Closed mcwhittemore closed 6 years ago

mcwhittemore commented 7 years ago

Once postfix lands we need to answer how robots can start adding items to a task.

How to add an item via the API is defined here.

The problem that is left, is how to authenticate a robot since only authenticated users can create or edit tasks and items.

My thought is that any user who can make an item should be able to create a robot to create an item.

POST /tasks/:task/robots would be an endpoint authenticated OSM users call that will respond with { robot_token: 'random-string' }. This robot_token would then be a valid way to authenticate for the PUT item endpoint.

The reason I have robots only being able to write to a single task is to provide the ability for to-fix to later limit who can create team-only tasks without having to worry about how this would effect robots. This also seems to imply that an automated process that creates task items should be designed to only create items for one task. I think this is a good convention, but I'm not sure if this is how current generation of task items works.
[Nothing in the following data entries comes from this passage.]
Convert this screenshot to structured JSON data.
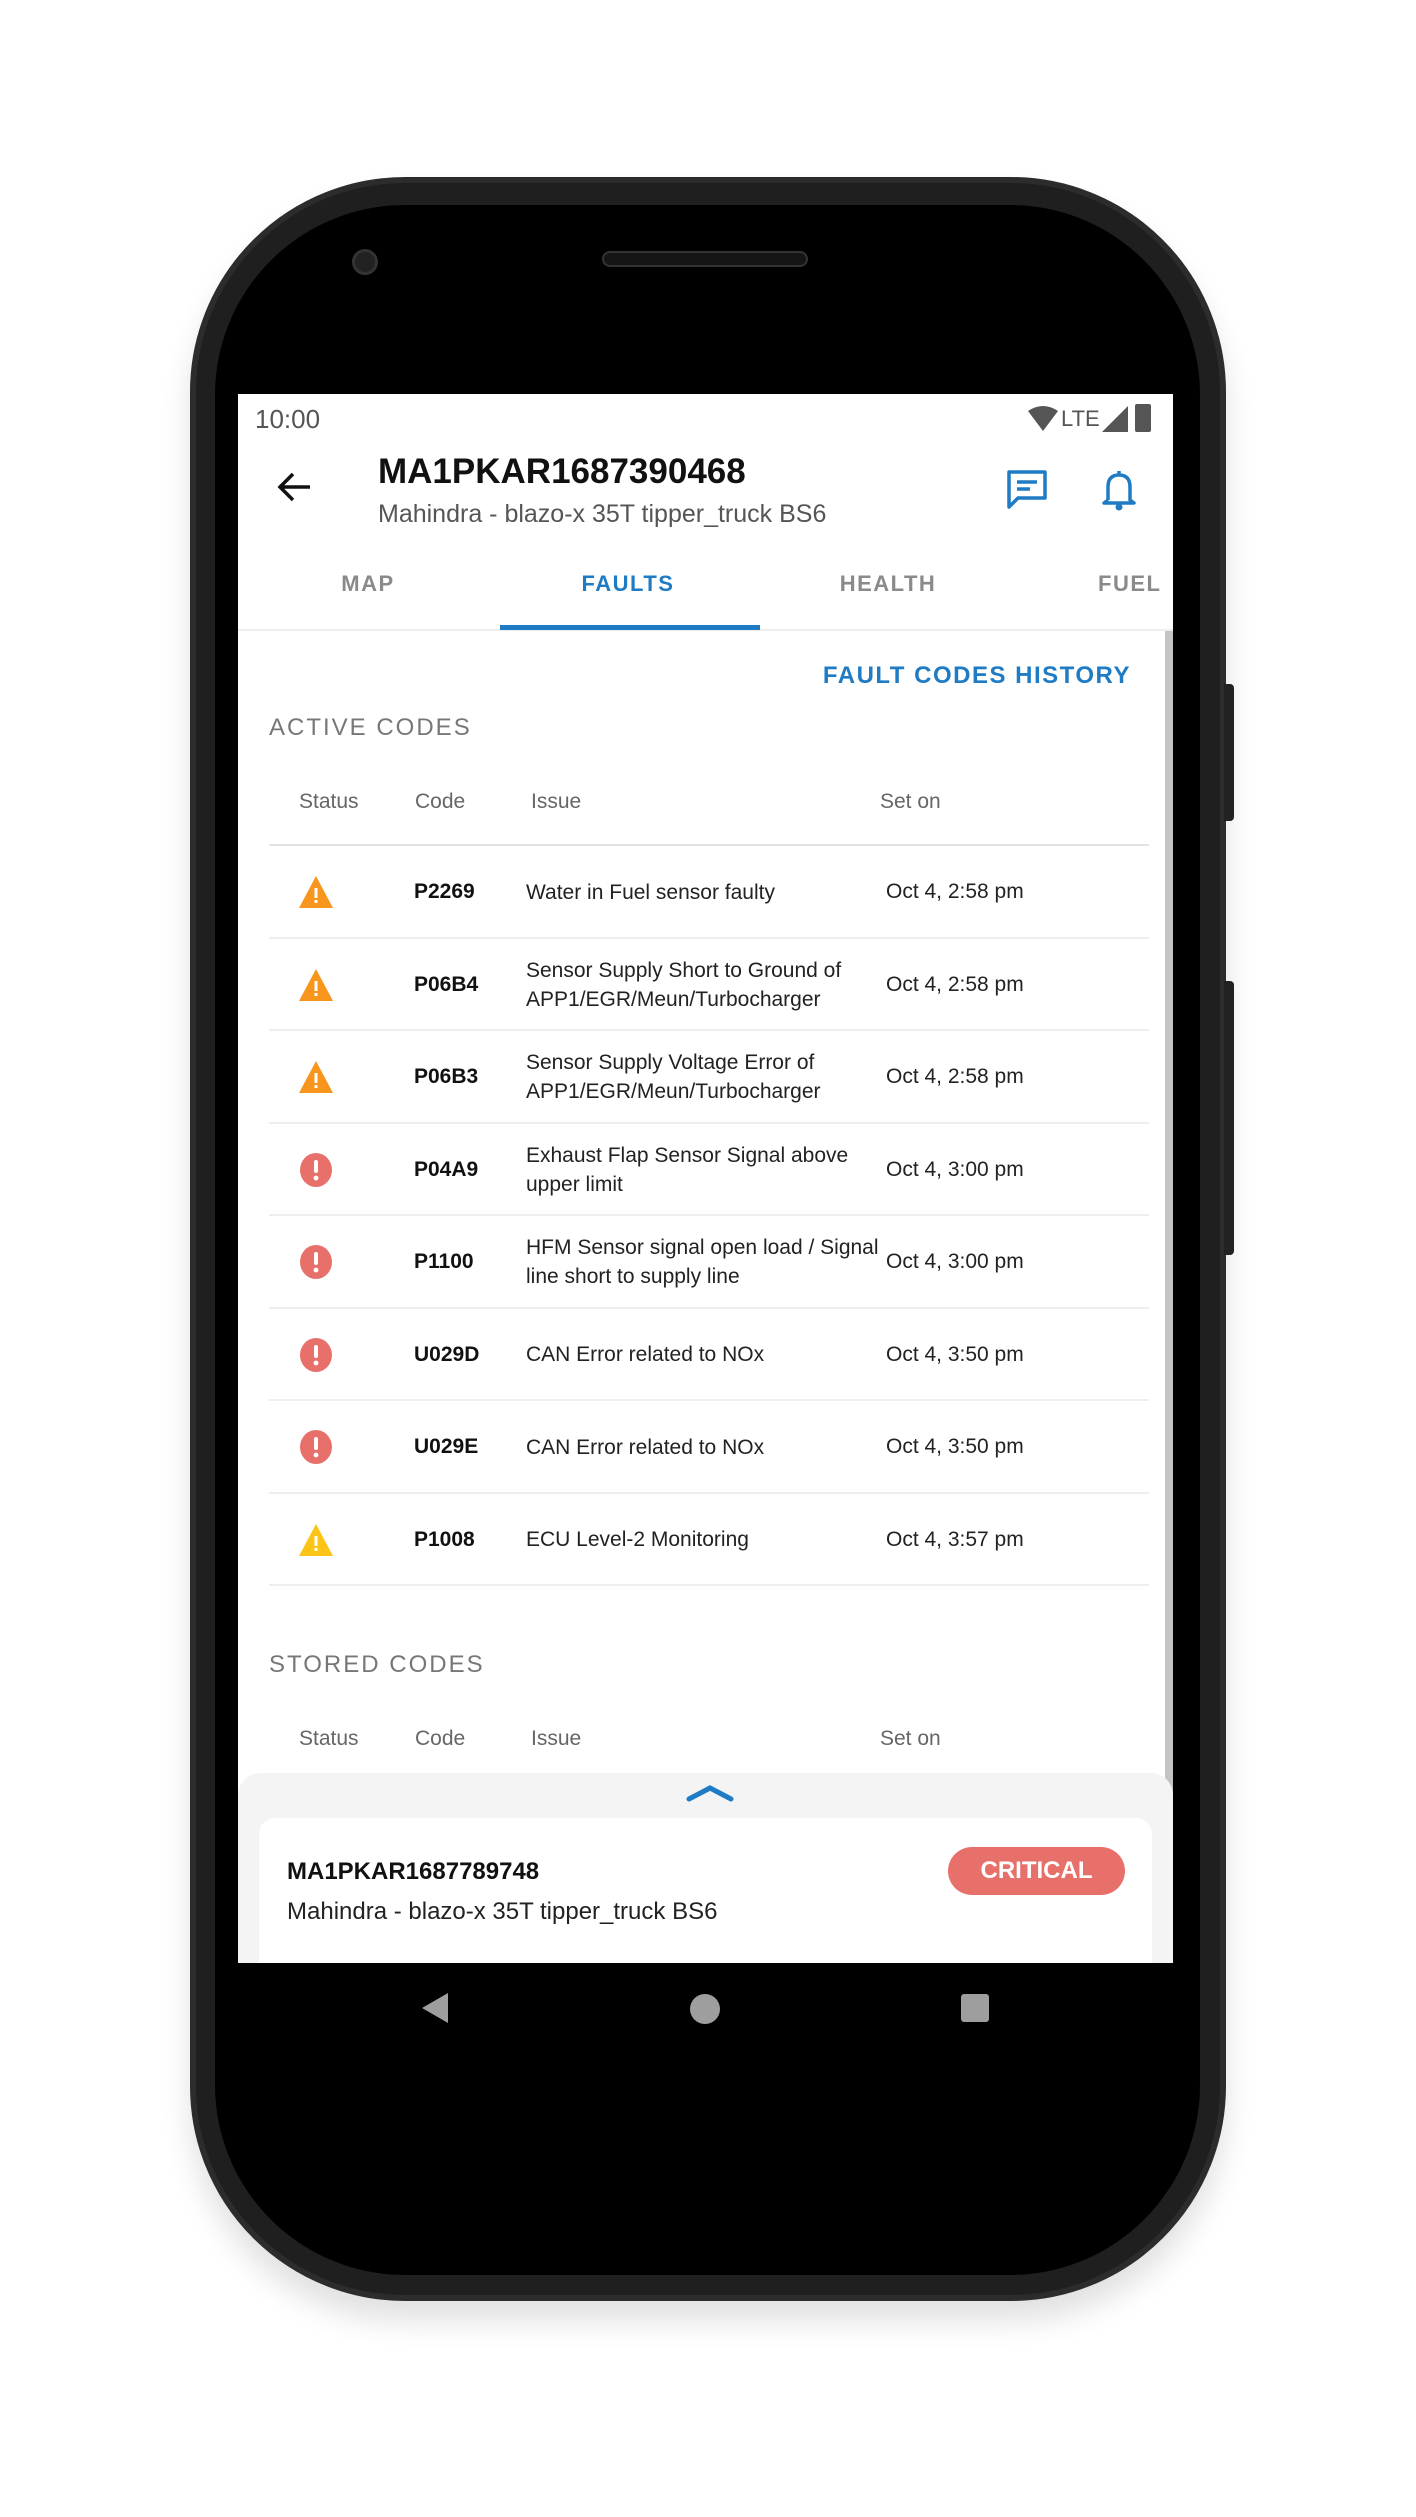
{
  "status_bar": {
    "time": "10:00",
    "network": "LTE",
    "icons": [
      "wifi-icon",
      "signal-icon",
      "battery-icon"
    ]
  },
  "header": {
    "title": "MA1PKAR1687390468",
    "subtitle": "Mahindra - blazo-x 35T tipper_truck BS6",
    "icons": [
      "back-arrow-icon",
      "chat-icon",
      "bell-icon"
    ]
  },
  "tabs": [
    {
      "label": "MAP"
    },
    {
      "label": "FAULTS",
      "active": true
    },
    {
      "label": "HEALTH"
    },
    {
      "label": "FUEL"
    }
  ],
  "history_link": "FAULT CODES HISTORY",
  "active": {
    "title": "ACTIVE CODES",
    "columns": [
      "Status",
      "Code",
      "Issue",
      "Set on"
    ],
    "rows": [
      {
        "status": "warning",
        "code": "P2269",
        "issue": "Water in Fuel sensor faulty",
        "set_on": "Oct 4, 2:58 pm"
      },
      {
        "status": "warning",
        "code": "P06B4",
        "issue": "Sensor Supply  Short to Ground of APP1/EGR/Meun/Turbocharger",
        "set_on": "Oct 4, 2:58 pm"
      },
      {
        "status": "warning",
        "code": "P06B3",
        "issue": "Sensor Supply Voltage Error of APP1/EGR/Meun/Turbocharger",
        "set_on": "Oct 4, 2:58 pm"
      },
      {
        "status": "critical",
        "code": "P04A9",
        "issue": "Exhaust Flap Sensor Signal above upper limit",
        "set_on": "Oct 4, 3:00 pm"
      },
      {
        "status": "critical",
        "code": "P1100",
        "issue": "HFM Sensor signal open load / Signal line short to supply line",
        "set_on": "Oct 4, 3:00 pm"
      },
      {
        "status": "critical",
        "code": "U029D",
        "issue": "CAN Error related to NOx",
        "set_on": "Oct 4, 3:50 pm"
      },
      {
        "status": "critical",
        "code": "U029E",
        "issue": "CAN Error related to NOx",
        "set_on": "Oct 4, 3:50 pm"
      },
      {
        "status": "minor",
        "code": "P1008",
        "issue": "ECU Level-2 Monitoring",
        "set_on": "Oct 4, 3:57 pm"
      }
    ]
  },
  "stored": {
    "title": "STORED CODES",
    "columns": [
      "Status",
      "Code",
      "Issue",
      "Set on"
    ]
  },
  "bottom_sheet": {
    "title": "MA1PKAR1687789748",
    "subtitle": "Mahindra - blazo-x 35T tipper_truck BS6",
    "badge": "CRITICAL"
  },
  "colors": {
    "accent": "#1e7bc4",
    "warning": "#f7951d",
    "minor": "#fbc417",
    "critical": "#e8706a"
  }
}
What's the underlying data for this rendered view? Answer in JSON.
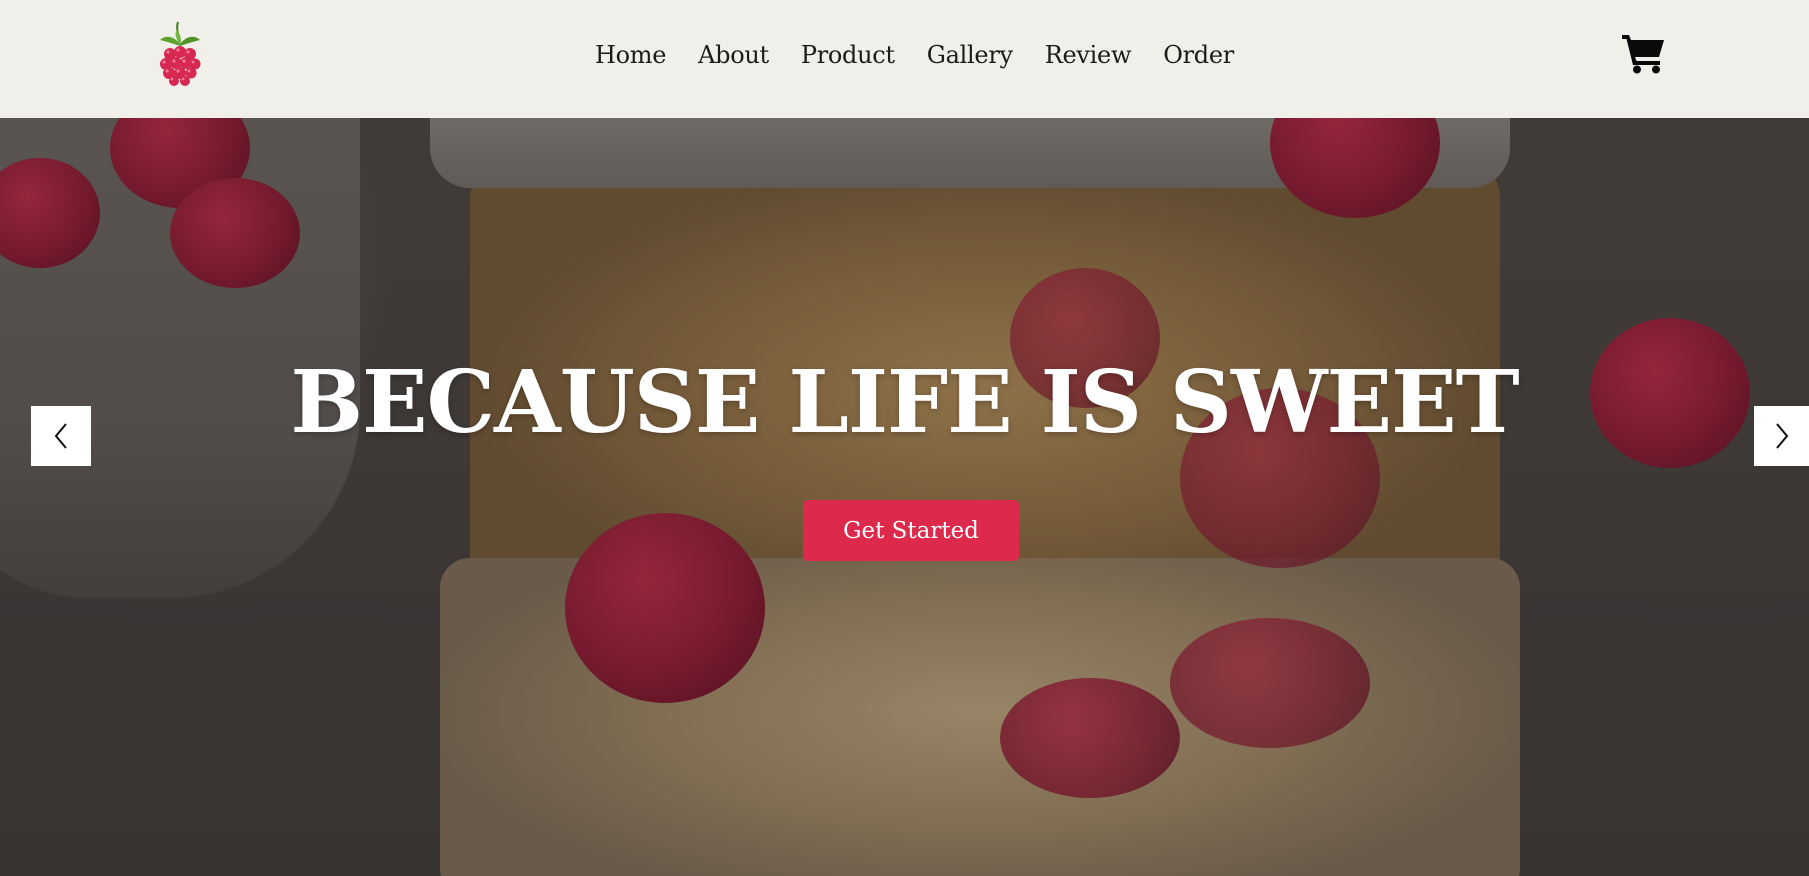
{
  "header": {
    "logo_icon": "raspberry-icon",
    "nav": [
      {
        "label": "Home"
      },
      {
        "label": "About"
      },
      {
        "label": "Product"
      },
      {
        "label": "Gallery"
      },
      {
        "label": "Review"
      },
      {
        "label": "Order"
      }
    ],
    "cart_icon": "shopping-cart-icon"
  },
  "hero": {
    "title": "BECAUSE LIFE IS SWEET",
    "cta_label": "Get Started",
    "prev_icon": "chevron-left-icon",
    "next_icon": "chevron-right-icon"
  },
  "colors": {
    "header_bg": "#f1efea",
    "accent": "#dd2a4c",
    "nav_text": "#1b1b1b",
    "hero_text": "#ffffff"
  }
}
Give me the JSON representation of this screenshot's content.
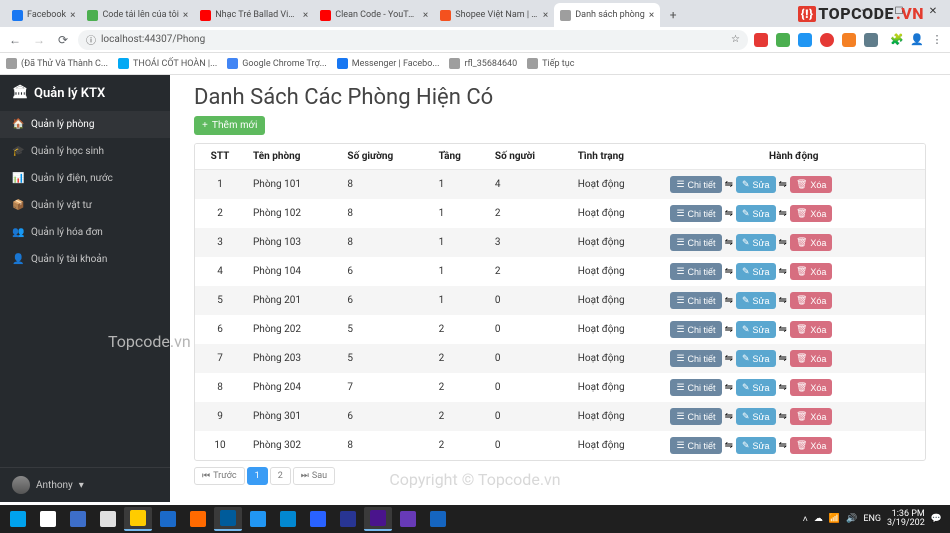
{
  "browser": {
    "tabs": [
      {
        "label": "Facebook",
        "favColor": "#1877f2"
      },
      {
        "label": "Code tải lên của tôi",
        "favColor": "#4caf50"
      },
      {
        "label": "Nhạc Trẻ Ballad Việt Hay N",
        "favColor": "#ff0000"
      },
      {
        "label": "Clean Code - YouTube",
        "favColor": "#ff0000"
      },
      {
        "label": "Shopee Việt Nam | Mua và Bá",
        "favColor": "#f4511e"
      },
      {
        "label": "Danh sách phòng",
        "favColor": "#9e9e9e",
        "active": true
      }
    ],
    "url": "localhost:44307/Phong",
    "bookmarks": [
      {
        "label": "(Đã Thử Và Thành C...",
        "color": "#9e9e9e"
      },
      {
        "label": "THOÁI CỐT HOÀN |...",
        "color": "#03a9f4"
      },
      {
        "label": "Google Chrome Trợ...",
        "color": "#4285f4"
      },
      {
        "label": "Messenger | Facebo...",
        "color": "#1877f2"
      },
      {
        "label": "rfl_35684640",
        "color": "#9e9e9e"
      },
      {
        "label": "Tiếp tục",
        "color": "#9e9e9e"
      }
    ]
  },
  "watermarks": {
    "logo_prefix": "TOPCODE",
    "logo_suffix": ".VN",
    "left": "Topcode.vn",
    "center": "Copyright © Topcode.vn"
  },
  "sidebar": {
    "brand": "Quản lý KTX",
    "items": [
      {
        "icon": "🏠",
        "label": "Quản lý phòng",
        "active": true
      },
      {
        "icon": "🎓",
        "label": "Quản lý học sinh"
      },
      {
        "icon": "📊",
        "label": "Quản lý điện, nước"
      },
      {
        "icon": "📦",
        "label": "Quản lý vật tư"
      },
      {
        "icon": "👥",
        "label": "Quản lý hóa đơn"
      },
      {
        "icon": "👤",
        "label": "Quản lý tài khoản"
      }
    ],
    "user": "Anthony"
  },
  "page": {
    "title": "Danh Sách Các Phòng Hiện Có",
    "add_label": "Thêm mới",
    "columns": {
      "stt": "STT",
      "ten": "Tên phòng",
      "giuong": "Số giường",
      "tang": "Tầng",
      "nguoi": "Số người",
      "tinhtrang": "Tình trạng",
      "hanhdong": "Hành động"
    },
    "actions": {
      "detail": "Chi tiết",
      "edit": "Sửa",
      "del": "Xóa"
    },
    "rows": [
      {
        "stt": 1,
        "ten": "Phòng 101",
        "giuong": 8,
        "tang": 1,
        "nguoi": 4,
        "tt": "Hoạt động"
      },
      {
        "stt": 2,
        "ten": "Phòng 102",
        "giuong": 8,
        "tang": 1,
        "nguoi": 2,
        "tt": "Hoạt động"
      },
      {
        "stt": 3,
        "ten": "Phòng 103",
        "giuong": 8,
        "tang": 1,
        "nguoi": 3,
        "tt": "Hoạt động"
      },
      {
        "stt": 4,
        "ten": "Phòng 104",
        "giuong": 6,
        "tang": 1,
        "nguoi": 2,
        "tt": "Hoạt động"
      },
      {
        "stt": 5,
        "ten": "Phòng 201",
        "giuong": 6,
        "tang": 1,
        "nguoi": 0,
        "tt": "Hoạt động"
      },
      {
        "stt": 6,
        "ten": "Phòng 202",
        "giuong": 5,
        "tang": 2,
        "nguoi": 0,
        "tt": "Hoạt động"
      },
      {
        "stt": 7,
        "ten": "Phòng 203",
        "giuong": 5,
        "tang": 2,
        "nguoi": 0,
        "tt": "Hoạt động"
      },
      {
        "stt": 8,
        "ten": "Phòng 204",
        "giuong": 7,
        "tang": 2,
        "nguoi": 0,
        "tt": "Hoạt động"
      },
      {
        "stt": 9,
        "ten": "Phòng 301",
        "giuong": 6,
        "tang": 2,
        "nguoi": 0,
        "tt": "Hoạt động"
      },
      {
        "stt": 10,
        "ten": "Phòng 302",
        "giuong": 8,
        "tang": 2,
        "nguoi": 0,
        "tt": "Hoạt động"
      }
    ],
    "pager": {
      "prev": "Trước",
      "next": "Sau",
      "pages": [
        "1",
        "2"
      ],
      "active": "1"
    }
  },
  "taskbar": {
    "items": [
      {
        "color": "#00a2ed",
        "name": "start"
      },
      {
        "color": "#ffffff",
        "name": "search"
      },
      {
        "color": "#3d6ec9",
        "name": "task-view"
      },
      {
        "color": "#e0e0e0",
        "name": "explorer"
      },
      {
        "color": "#ffcc00",
        "name": "chrome",
        "active": true
      },
      {
        "color": "#1b6ac9",
        "name": "edge"
      },
      {
        "color": "#ff6a00",
        "name": "ai"
      },
      {
        "color": "#005b9a",
        "name": "vscode",
        "active": true
      },
      {
        "color": "#2196f3",
        "name": "app1"
      },
      {
        "color": "#0288d1",
        "name": "app2"
      },
      {
        "color": "#2962ff",
        "name": "messenger"
      },
      {
        "color": "#283593",
        "name": "ps"
      },
      {
        "color": "#4a148c",
        "name": "vs",
        "active": true
      },
      {
        "color": "#673ab7",
        "name": "onenote"
      },
      {
        "color": "#1565c0",
        "name": "word"
      }
    ],
    "time": "1:36 PM",
    "date": "3/19/202"
  }
}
To do this we'd need a task_robots table. This table would track the task, the user who made the robot, and the token.

We'd also need to change the authentication lib to know about this new authentication mechanism.

cc @batpad @coxchapman @samanpwbb

batpad commented 7 years ago

Based on discussion with @emilymdubois, we're going to try and avoid having multiple ways of authentication -- i.e. either tokens OR OSM credentials.

The way this would work is:

Tokens will be stored in a UserTokens table or so.

Roughly, the work involved here:

batpad commented 7 years ago

So just an update here:

The work to generate tokens based on OSM auth is almost done here: https://github.com/osmlab/to-fix-backend/pull/138

We did change around a bit how we do it, deviating from what is outlined in the above comment. We are not using the database to store any of the user info right now - we just encode the user info payload into a JWT token that can be decoded by the backend to validate the user info.

The client then sends the jwt token it receives after logging into OSM with every request -- middleware will then handle decoding the jwt token and passing the user info to end-points which can decide if the user is valid or not.

For now, we will define a list of trusted users at the application level and punt on more fine-grained permissions, which can be added later.

batpad commented 7 years ago

Making notes of things to do before we can close out auth:

batpad commented 6 years ago

This is done! We generate tokens based on OSM Auth and those tokens can be used to authenticate on the API.